Yes I am against it in as much as full sugar juice (even pure orange) has been banned in favour of water and no sugar.

Ds does thankfully drink water but he has to watch all his friends drink no added suagr juice as he is intolerant. He was accidentally given it at after school club yesterday and was crying with tummy ache this morning.

igivein Wed 10-Sep-08 14:01:39

I'd be furious if some over-officious no-brain tried to tell me what to feed my child-I worked as a food scientist fgs and some of the stuff I hear being touted about as 'healthy eating' makes me cringe. People seem to confuse what they read in slimming magazines with what's a suitable diet for a growing child. there's also the 'forbidden fruits' idea, tell a child they can't eat chocolate and they'll stuff themselves with it as soon as they get a chance!

Tortington Wed 10-Sep-08 14:09:12

instead of the government parenting through schools circum navigating the parents, would it not be better to educate the parents.
learning in school about healthy eating is a different thing than lunchbox monitors.

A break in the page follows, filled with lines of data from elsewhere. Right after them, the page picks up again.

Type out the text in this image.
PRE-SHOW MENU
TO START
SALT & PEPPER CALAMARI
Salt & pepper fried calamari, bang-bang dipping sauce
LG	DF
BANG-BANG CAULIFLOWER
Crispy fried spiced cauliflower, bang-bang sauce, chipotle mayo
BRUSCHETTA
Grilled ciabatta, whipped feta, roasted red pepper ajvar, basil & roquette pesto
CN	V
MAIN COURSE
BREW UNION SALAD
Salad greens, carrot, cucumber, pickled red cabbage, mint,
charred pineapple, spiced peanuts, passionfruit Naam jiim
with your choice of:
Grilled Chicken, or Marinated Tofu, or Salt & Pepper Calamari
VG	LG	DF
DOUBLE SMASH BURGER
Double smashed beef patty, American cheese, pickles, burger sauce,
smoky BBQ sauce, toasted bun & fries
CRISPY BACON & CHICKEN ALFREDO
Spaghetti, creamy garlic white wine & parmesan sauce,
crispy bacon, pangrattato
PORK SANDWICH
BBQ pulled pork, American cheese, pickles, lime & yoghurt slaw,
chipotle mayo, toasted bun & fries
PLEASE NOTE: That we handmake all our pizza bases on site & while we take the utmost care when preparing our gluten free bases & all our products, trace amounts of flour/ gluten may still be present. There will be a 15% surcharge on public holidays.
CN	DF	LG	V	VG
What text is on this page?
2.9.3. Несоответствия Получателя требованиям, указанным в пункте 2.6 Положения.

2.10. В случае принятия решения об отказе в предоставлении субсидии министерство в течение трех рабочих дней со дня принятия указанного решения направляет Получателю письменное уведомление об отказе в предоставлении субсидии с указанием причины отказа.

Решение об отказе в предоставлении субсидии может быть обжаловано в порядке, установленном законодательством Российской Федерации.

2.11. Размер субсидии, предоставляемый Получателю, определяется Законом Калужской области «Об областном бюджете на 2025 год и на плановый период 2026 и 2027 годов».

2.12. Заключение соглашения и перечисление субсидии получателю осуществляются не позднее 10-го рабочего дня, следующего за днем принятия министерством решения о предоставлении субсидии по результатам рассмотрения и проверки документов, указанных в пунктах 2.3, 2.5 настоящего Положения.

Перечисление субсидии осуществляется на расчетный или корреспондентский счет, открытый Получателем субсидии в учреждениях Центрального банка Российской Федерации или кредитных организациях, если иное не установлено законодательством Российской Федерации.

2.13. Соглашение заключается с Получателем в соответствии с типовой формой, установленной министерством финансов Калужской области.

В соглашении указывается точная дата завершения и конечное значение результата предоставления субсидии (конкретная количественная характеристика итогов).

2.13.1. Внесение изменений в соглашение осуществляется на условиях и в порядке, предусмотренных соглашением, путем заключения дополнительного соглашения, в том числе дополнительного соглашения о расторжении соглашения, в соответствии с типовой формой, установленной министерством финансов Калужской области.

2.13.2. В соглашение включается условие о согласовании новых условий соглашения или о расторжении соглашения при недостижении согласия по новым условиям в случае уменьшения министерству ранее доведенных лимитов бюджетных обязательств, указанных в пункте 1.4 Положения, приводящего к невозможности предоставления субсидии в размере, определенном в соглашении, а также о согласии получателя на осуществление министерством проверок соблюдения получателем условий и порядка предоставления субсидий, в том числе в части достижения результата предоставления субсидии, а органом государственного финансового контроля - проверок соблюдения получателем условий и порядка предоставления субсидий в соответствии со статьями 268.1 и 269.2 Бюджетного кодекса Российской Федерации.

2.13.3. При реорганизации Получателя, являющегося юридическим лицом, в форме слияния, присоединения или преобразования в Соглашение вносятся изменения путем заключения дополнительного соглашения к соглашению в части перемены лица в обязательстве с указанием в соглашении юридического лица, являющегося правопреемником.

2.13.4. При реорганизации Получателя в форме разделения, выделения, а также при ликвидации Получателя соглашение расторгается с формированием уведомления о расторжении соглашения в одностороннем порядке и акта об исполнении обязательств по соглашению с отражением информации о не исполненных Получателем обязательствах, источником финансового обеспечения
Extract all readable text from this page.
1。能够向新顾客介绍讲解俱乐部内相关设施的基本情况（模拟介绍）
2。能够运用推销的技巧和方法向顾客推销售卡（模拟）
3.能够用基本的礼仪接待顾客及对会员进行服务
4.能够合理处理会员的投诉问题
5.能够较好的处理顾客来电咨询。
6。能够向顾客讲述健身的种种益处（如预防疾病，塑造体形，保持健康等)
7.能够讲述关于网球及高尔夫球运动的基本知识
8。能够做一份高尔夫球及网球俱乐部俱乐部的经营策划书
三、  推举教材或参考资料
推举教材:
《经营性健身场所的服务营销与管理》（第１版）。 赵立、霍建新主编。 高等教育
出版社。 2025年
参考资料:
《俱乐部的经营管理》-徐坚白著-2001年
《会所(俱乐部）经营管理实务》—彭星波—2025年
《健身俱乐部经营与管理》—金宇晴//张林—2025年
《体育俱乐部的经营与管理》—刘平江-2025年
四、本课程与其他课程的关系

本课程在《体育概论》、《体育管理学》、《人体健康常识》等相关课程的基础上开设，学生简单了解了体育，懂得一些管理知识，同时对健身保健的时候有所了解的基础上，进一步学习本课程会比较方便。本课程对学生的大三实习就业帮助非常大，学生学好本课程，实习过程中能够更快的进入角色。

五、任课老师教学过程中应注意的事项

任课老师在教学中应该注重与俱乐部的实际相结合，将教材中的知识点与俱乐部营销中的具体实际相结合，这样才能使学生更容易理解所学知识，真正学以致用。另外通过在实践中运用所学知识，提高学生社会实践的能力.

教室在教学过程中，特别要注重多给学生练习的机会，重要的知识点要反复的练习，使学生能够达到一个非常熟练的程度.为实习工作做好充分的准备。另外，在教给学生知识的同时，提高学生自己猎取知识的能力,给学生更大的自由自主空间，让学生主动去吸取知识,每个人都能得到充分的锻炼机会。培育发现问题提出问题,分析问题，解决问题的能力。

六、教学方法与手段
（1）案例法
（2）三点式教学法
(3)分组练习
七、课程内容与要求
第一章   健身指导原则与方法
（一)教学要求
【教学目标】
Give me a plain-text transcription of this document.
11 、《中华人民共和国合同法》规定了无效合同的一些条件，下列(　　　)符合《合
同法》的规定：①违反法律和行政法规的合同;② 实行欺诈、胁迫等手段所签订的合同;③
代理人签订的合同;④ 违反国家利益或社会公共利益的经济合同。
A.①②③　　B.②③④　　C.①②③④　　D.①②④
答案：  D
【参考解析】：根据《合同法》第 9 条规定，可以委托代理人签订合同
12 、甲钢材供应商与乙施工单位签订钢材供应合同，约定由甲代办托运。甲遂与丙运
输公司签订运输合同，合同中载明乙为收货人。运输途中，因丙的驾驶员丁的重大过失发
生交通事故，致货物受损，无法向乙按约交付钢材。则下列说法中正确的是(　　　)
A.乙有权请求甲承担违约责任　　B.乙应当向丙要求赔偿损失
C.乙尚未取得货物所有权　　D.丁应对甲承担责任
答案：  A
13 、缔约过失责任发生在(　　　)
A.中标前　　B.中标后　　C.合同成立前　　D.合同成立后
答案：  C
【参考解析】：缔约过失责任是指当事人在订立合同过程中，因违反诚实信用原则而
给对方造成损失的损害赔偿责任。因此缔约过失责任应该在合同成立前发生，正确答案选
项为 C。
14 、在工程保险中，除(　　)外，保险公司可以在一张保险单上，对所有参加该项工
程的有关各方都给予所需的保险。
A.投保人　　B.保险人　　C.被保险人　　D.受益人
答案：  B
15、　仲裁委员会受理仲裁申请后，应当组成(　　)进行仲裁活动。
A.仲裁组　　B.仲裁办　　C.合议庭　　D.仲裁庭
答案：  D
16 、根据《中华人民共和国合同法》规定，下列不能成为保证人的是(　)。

the whole subject annoys me immensley.

esp. the argument " some children get a snickers and a fruitshoot, hence its a good policy"

thjats a pants argument. the govt is eroding your parental rights.

purpleduck Wed 10-Sep-08 14:14:50

Custy, I agree about the eroding parental rights.
Surely knowledge rather than force is a better instrument of change...?

Saggarmakersbottomknocker Wed 10-Sep-08 14:19:44

Absolutely, but the parents who need educating won't go along and get educated. We have healthy eating initiatives in school but the parents who really need to come can't be bothered. It's an age old problem.